- Directed by: Belinda Chayko
- Written by: Stephen Davis
- Produced by: Dr Bruce Redman
- Starring: Jessica Napier Sullivan Stapleton Ryan Johnson Brendan Cowell Hayley McElhinney
- Cinematography: Josef Damien
- Edited by: Nick Meyers
- Music by: B(if)tek
- Production company: Red Movies
- Distributed by: Dendy Films / Beyond Films
- Release date: 2000;
- Running time: 87 minutes
- Country: Australia
- Language: English
- Budget: $A 1.1 million

= City Loop (film) =

City Loop is a 2000 Australian film shot in Brisbane. Locations include Southbank, West End, and Boondall.

The film was produced by Dr Bruce Redman for the Queensland-based production company Red Movies.

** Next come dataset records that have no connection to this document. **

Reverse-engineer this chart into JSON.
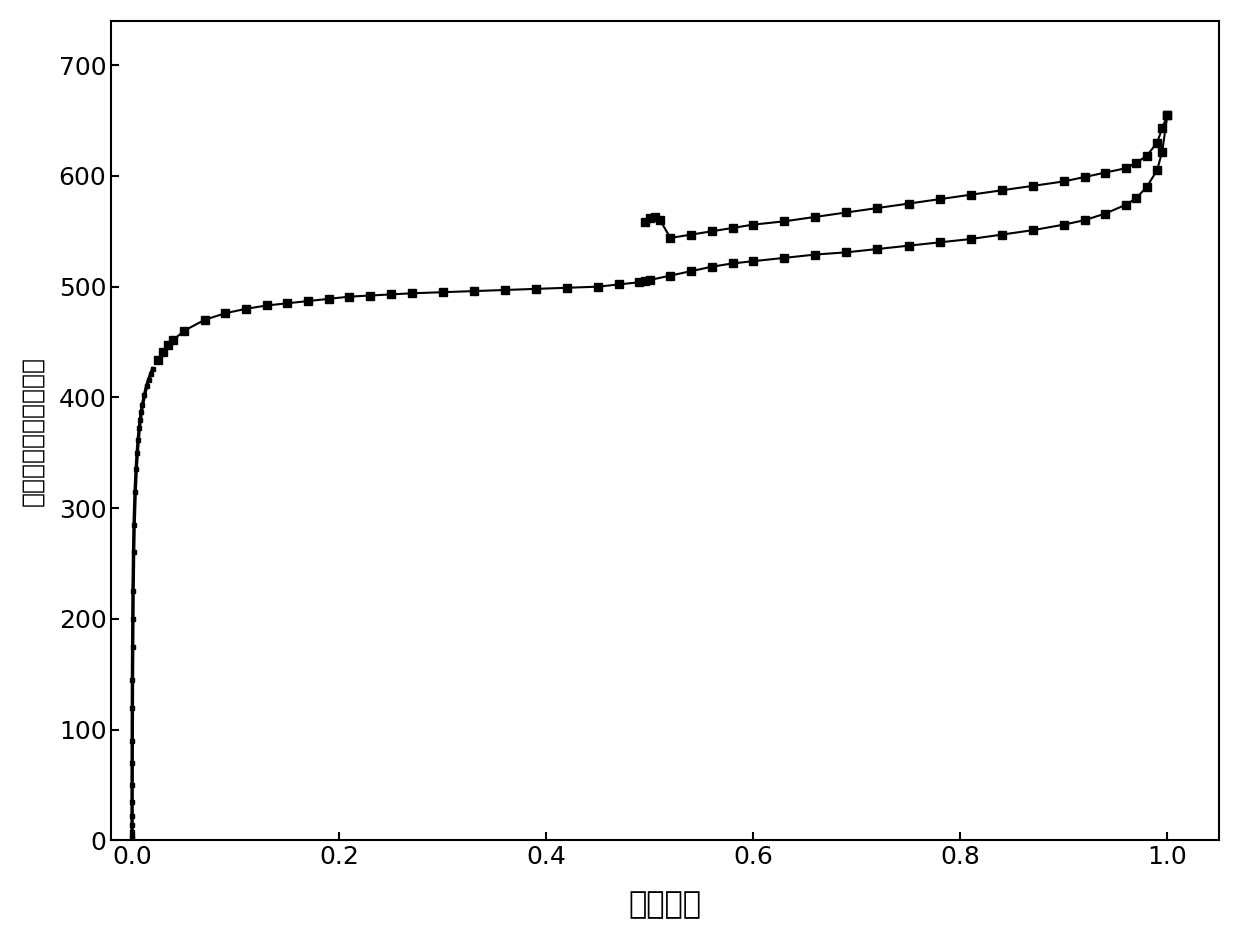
{
  "xlabel": "相对压力",
  "ylabel": "氮气吸附量／毫升／克",
  "xlim": [
    -0.02,
    1.05
  ],
  "ylim": [
    0,
    740
  ],
  "yticks": [
    0,
    100,
    200,
    300,
    400,
    500,
    600,
    700
  ],
  "xticks": [
    0.0,
    0.2,
    0.4,
    0.6,
    0.8,
    1.0
  ],
  "adsorption_x": [
    2e-06,
    5e-06,
    1e-05,
    2e-05,
    4e-05,
    7e-05,
    0.0001,
    0.00015,
    0.0002,
    0.0003,
    0.0004,
    0.0006,
    0.0008,
    0.001,
    0.0015,
    0.002,
    0.003,
    0.004,
    0.005,
    0.006,
    0.007,
    0.008,
    0.009,
    0.01,
    0.012,
    0.014,
    0.016,
    0.018,
    0.02,
    0.025,
    0.03,
    0.035,
    0.04,
    0.05,
    0.07,
    0.09,
    0.11,
    0.13,
    0.15,
    0.17,
    0.19,
    0.21,
    0.23,
    0.25,
    0.27,
    0.3,
    0.33,
    0.36,
    0.39,
    0.42,
    0.45,
    0.47,
    0.49,
    0.495,
    0.5,
    0.52,
    0.54,
    0.56,
    0.58,
    0.6,
    0.63,
    0.66,
    0.69,
    0.72,
    0.75,
    0.78,
    0.81,
    0.84,
    0.87,
    0.9,
    0.92,
    0.94,
    0.96,
    0.97,
    0.98,
    0.99,
    0.995,
    1.0
  ],
  "adsorption_y": [
    2,
    4,
    8,
    14,
    22,
    35,
    50,
    70,
    90,
    120,
    145,
    175,
    200,
    225,
    260,
    285,
    315,
    335,
    350,
    362,
    372,
    380,
    387,
    393,
    402,
    410,
    416,
    421,
    426,
    434,
    441,
    447,
    452,
    460,
    470,
    476,
    480,
    483,
    485,
    487,
    489,
    491,
    492,
    493,
    494,
    495,
    496,
    497,
    498,
    499,
    500,
    502,
    504,
    505,
    506,
    510,
    514,
    518,
    521,
    523,
    526,
    529,
    531,
    534,
    537,
    540,
    543,
    547,
    551,
    556,
    560,
    566,
    574,
    580,
    590,
    605,
    622,
    655
  ],
  "desorption_x": [
    1.0,
    0.995,
    0.99,
    0.98,
    0.97,
    0.96,
    0.94,
    0.92,
    0.9,
    0.87,
    0.84,
    0.81,
    0.78,
    0.75,
    0.72,
    0.69,
    0.66,
    0.63,
    0.6,
    0.58,
    0.56,
    0.54,
    0.52,
    0.51,
    0.505,
    0.5,
    0.495
  ],
  "desorption_y": [
    655,
    643,
    630,
    618,
    612,
    607,
    603,
    599,
    595,
    591,
    587,
    583,
    579,
    575,
    571,
    567,
    563,
    559,
    556,
    553,
    550,
    547,
    544,
    560,
    563,
    562,
    558
  ],
  "line_color": "#000000",
  "marker": "s",
  "marker_size": 6,
  "line_width": 1.5,
  "background_color": "#ffffff",
  "xlabel_fontsize": 22,
  "ylabel_fontsize": 18,
  "tick_fontsize": 18,
  "spine_linewidth": 1.5,
  "dense_cutoff": 0.02
}
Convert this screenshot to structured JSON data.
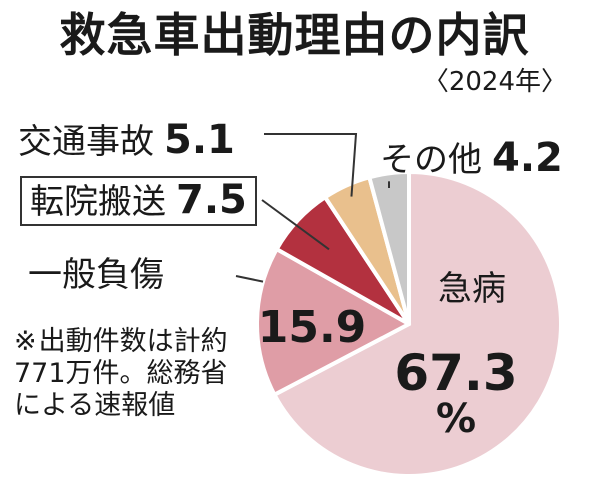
{
  "chart_data": {
    "type": "pie",
    "title": "救急車出動理由の内訳",
    "subtitle": "〈2024年〉",
    "unit": "%",
    "slices": [
      {
        "label": "急病",
        "value": 67.3,
        "color": "#eccdd2"
      },
      {
        "label": "一般負傷",
        "value": 15.9,
        "color": "#df9da6"
      },
      {
        "label": "転院搬送",
        "value": 7.5,
        "color": "#b3313f"
      },
      {
        "label": "交通事故",
        "value": 5.1,
        "color": "#e9c08d"
      },
      {
        "label": "その他",
        "value": 4.2,
        "color": "#c8c8c8"
      }
    ],
    "value_labels": {
      "急病": "67.3",
      "一般負傷": "15.9",
      "転院搬送": "7.5",
      "交通事故": "5.1",
      "その他": "4.2"
    }
  },
  "note": {
    "mark": "※",
    "text": "出動件数は計約771万件。総務省による速報値"
  }
}
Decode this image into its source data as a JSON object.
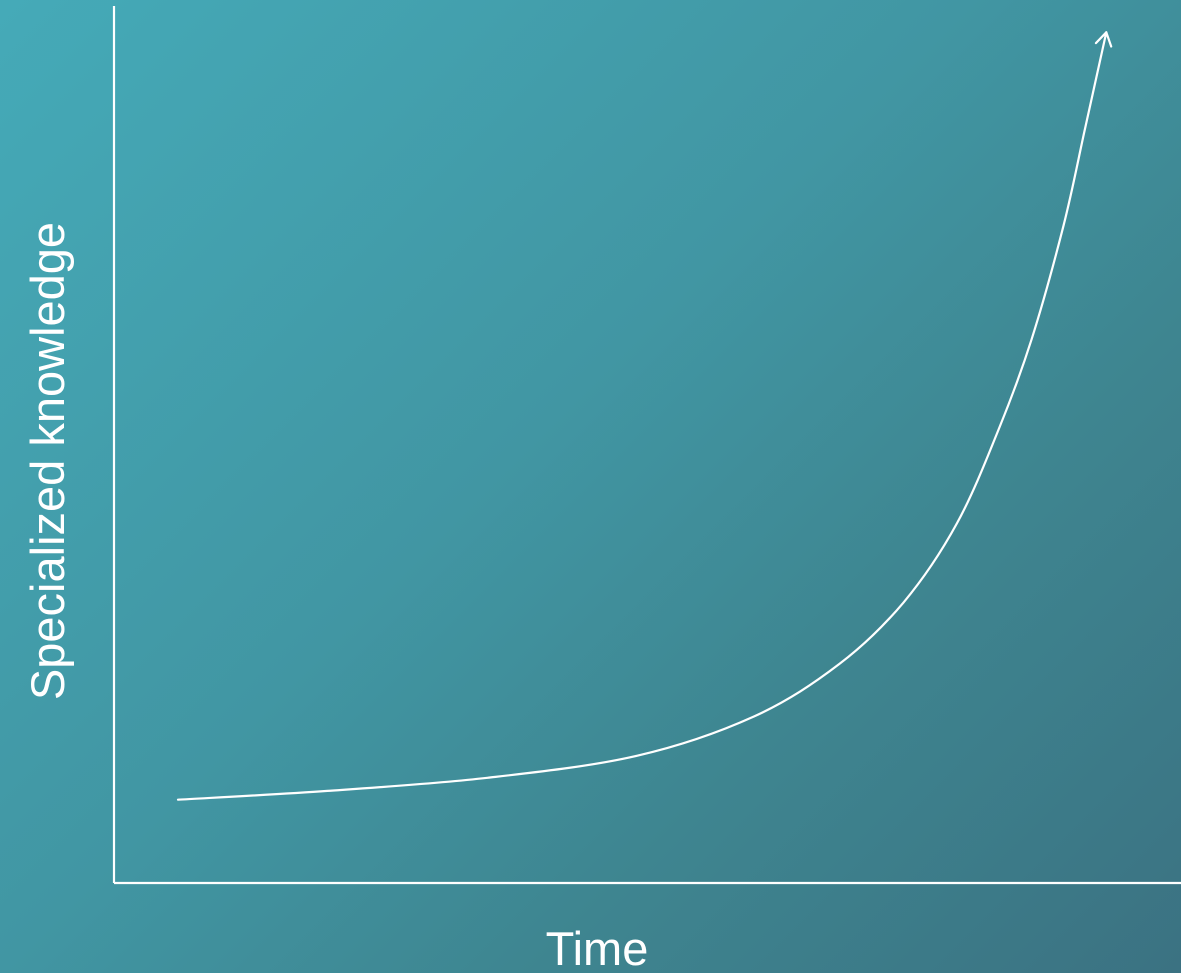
{
  "chart_data": {
    "type": "line",
    "title": "",
    "xlabel": "Time",
    "ylabel": "Specialized knowledge",
    "grid": false,
    "legend": "none",
    "tick_labels": false,
    "colors": {
      "line": "#ffffff",
      "axis": "#ffffff",
      "text": "#ffffff"
    },
    "xlim": [
      0,
      1
    ],
    "ylim": [
      0,
      1
    ],
    "series": [
      {
        "shape": "exponential-growth",
        "end_marker": "arrow",
        "x": [
          0.06,
          0.2,
          0.35,
          0.49,
          0.6,
          0.68,
          0.74,
          0.79,
          0.83,
          0.86,
          0.89,
          0.91,
          0.93
        ],
        "values": [
          0.095,
          0.105,
          0.12,
          0.145,
          0.19,
          0.25,
          0.32,
          0.41,
          0.52,
          0.62,
          0.75,
          0.86,
          0.97
        ]
      }
    ]
  }
}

It was originally known as Bored Olives.

==Plot==
The plot follows the lives of several characters over a few hours on the same night, centering on a pizza delivery place called Speedy's. The stories are:
- A chef named Dom has a breakdown.
- Misha, a delivery driver, bets he can have sex with his last pizza delivery customer, Sophie.
- Erin, another delivery driver, is in love with her best friend, Robert.
- The boss, Katie, is having an affair with a co-worker, Dom.
- An occasional employee called Stacey has a wild night.

==Cast==
- Sullivan Stapleton as Dom
- Ryan Johnson as Misha
- Jessica Napier as Sophie
- Brendan Cowell as Robert
- Kellie Jones as Erin
- Hayley McElhinney as Katie
- Megan Dorman as Stacey
- John Batchelor as Mr Maxwell
- Jason Gann as Boy Hoon
- Sam Atwell as Security

==Production==
The film was one of five movies produced by the AFC in association with SBS Independent as part of its "Million Dollar Movie Accord" initiative. The others were Fresh Air), A Wreck A Tangle, Mallboy and La Spagnola.

The film was shot on super 16mm, and then blown up to 35mm for a limited theatrical release by Dendy Films.

==Release==
The film premiered at the Asian Film Festival in Tokyo and was selected for screening at the Toronto International Film Festival in 2000.

David Stratton in Variety called the film "a visually strong and well-handled pic about a bunch of unattractive and mostly uninteresting young people. Low-budgeter shows strong directorial talent largely wasted on thin material that's unnecessarily full of tricks."